Es ist Zeit für das Ende der Welt. Noch einen Kaffee, dann lädt Karsten Nitsch an diesem Morgen Gäste und Labradorhund Tinka ins Auto, fährt einige Kilometer Richtung Südosten, bis die Straße abbricht. Ein paar Schritte zu Fuß und ein gigantisches Loch tut sich vor uns auf. Sechzig, siebzig Meter tief, mehrere Fußballfelder weit. Auf der anderen Seite ragt ein kleines Gebirge empor mit Canyons in allen Schwarz- und Grautönen. Dahinter erstreckt sich eine endlose Ebene, auf der wie eine stählerne Gottesanbeterin der über 200 Meter lange Bandabsetzer steht – jene Maschine, die die Landschaft des Tagebergbaus Reichwalde aus Kohlestaub, Erde, Geröll und Schutt geschaffen hat. "Das Ende der Welt", wie Nitsch diesen Ort nennt, ist auf bizarre Weise schön. Wären die Farben Karminrot und Ockergelb, käme man sich vor wie in Arizona.

Wir stehen herum, schauen und warten. So macht Nitsch das immer. Weil immer irgendwann etwas passiert. Nach einiger Zeit steigt ein Seeadler aus der Mondlandschaft auf, wenig später ein Turmfalke. Die Hasen in der Grube gehen in Deckung. "Die Natur holt sich das alles wieder", murmelt Nitsch. Es klingt ein bisschen trotzig. Als sollten wir uns mal nicht so viel einbilden auf unser Anthropozän.

Mit der Natur ist es so eine Sache. Je gefährdeter sie ist, desto mehr Menschen möchten in sie eintauchen. Am besten weitab von Straßen, Hotels, Siedlungen oder anderen Spuren der Zivilisation. Unberührt soll sie sein, wild, gern auch ein bisschen gefährlich. Ein neuer Markt ist in den vergangenen Jahren entstanden mit Hochglanz-Magazinen und Outdoor-Ausrüstung für Großstadt-Trapper, die wissen wollen, wie man Feuer schlägt, einen Schlangenbiss überlebt oder ein Kaninchen häutet. Die dann eine Woche in ihrem Terminkalender einschieben in den Bergen oder im Wald mit Biwak und ohne Handy-Empfang.

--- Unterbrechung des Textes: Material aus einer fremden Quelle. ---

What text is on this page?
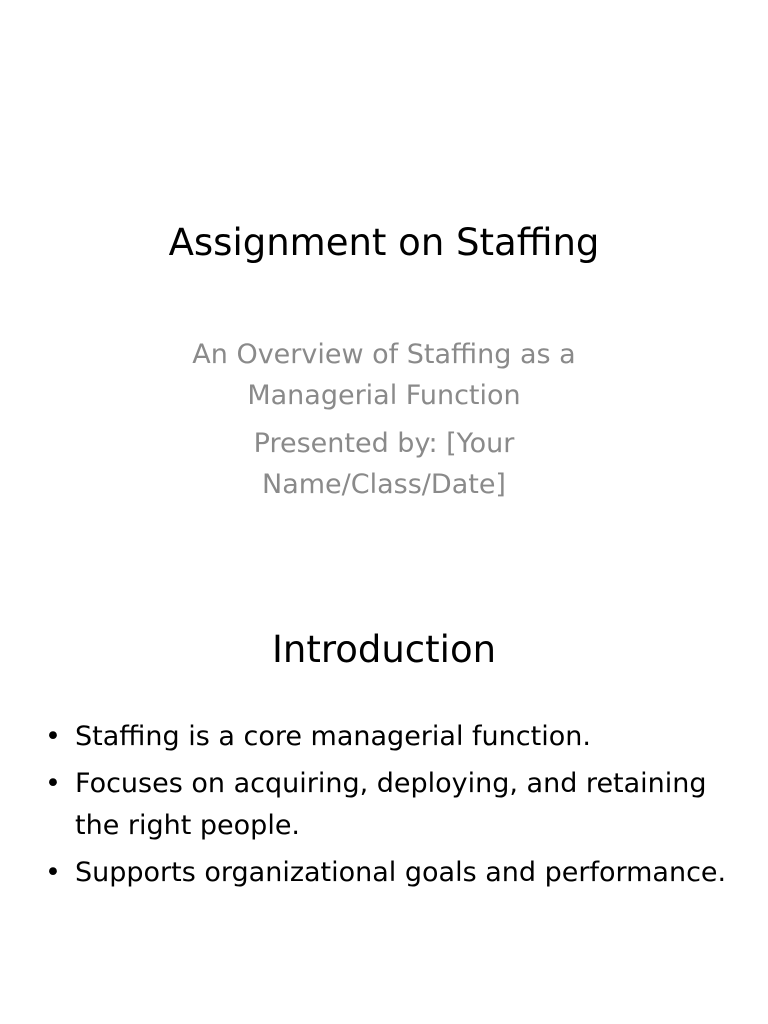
Assignment on Staffing

An Overview of Staffing as a Managerial Function

Presented by: [Your Name/Class/Date]

Introduction
• Staffing is a core managerial function.
• Focuses on acquiring, deploying, and retaining the right people.
• Supports organizational goals and performance.
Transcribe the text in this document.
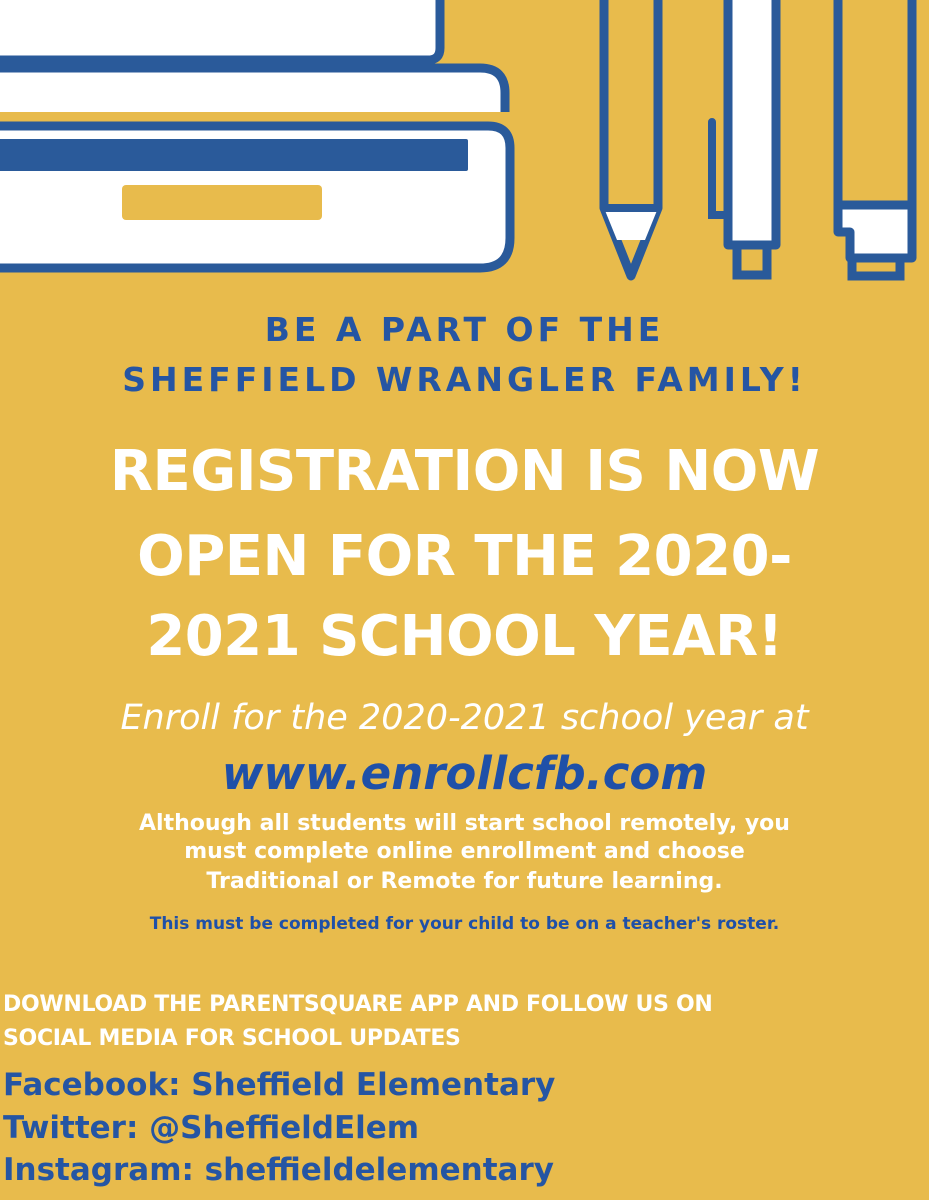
BE A PART OF THE

SHEFFIELD WRANGLER FAMILY!

REGISTRATION IS NOW

OPEN FOR THE 2020-

2021 SCHOOL YEAR!

Enroll for the 2020-2021 school year at

www.enrollcfb.com

Although all students will start school remotely, you

must complete online enrollment and choose

Traditional or Remote for future learning.

This must be completed for your child to be on a teacher's roster.

DOWNLOAD THE PARENTSQUARE APP AND FOLLOW US ON

SOCIAL MEDIA FOR SCHOOL UPDATES

Facebook: Sheffield Elementary

Twitter: @SheffieldElem

Instagram: sheffieldelementary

Nitsch kennt viele solcher Leute. Leute wie mich. Sie kommen immer häufiger in sein Camp in Neustadt an der Spree und wollen ein bisschen Yukon erleben. Nitsch – groß, breit, bärtig, Cargo-Hosen, schwere Stiefel – kann einem zeigen, wie man Holz nach dem Mondkalender schlägt, eine nasskalte Nacht unter freiem Himmel übersteht und sich ohne GPS zurechtfindet. Was er nicht bieten kann und will, ist unberührte Wildnis.

Ich bin vor drei Tagen angekommen mit der üblichen Wunschliste: Abgeschiedenheit. Vogelrufe statt WhatsApp-Pling. Zielloses Wandern. Möglichst wenige Menschen und möglichst viele Tieren sehen. Gern auch einen Wolf. Fast jeder, der herkommt, will den Wolf sehen.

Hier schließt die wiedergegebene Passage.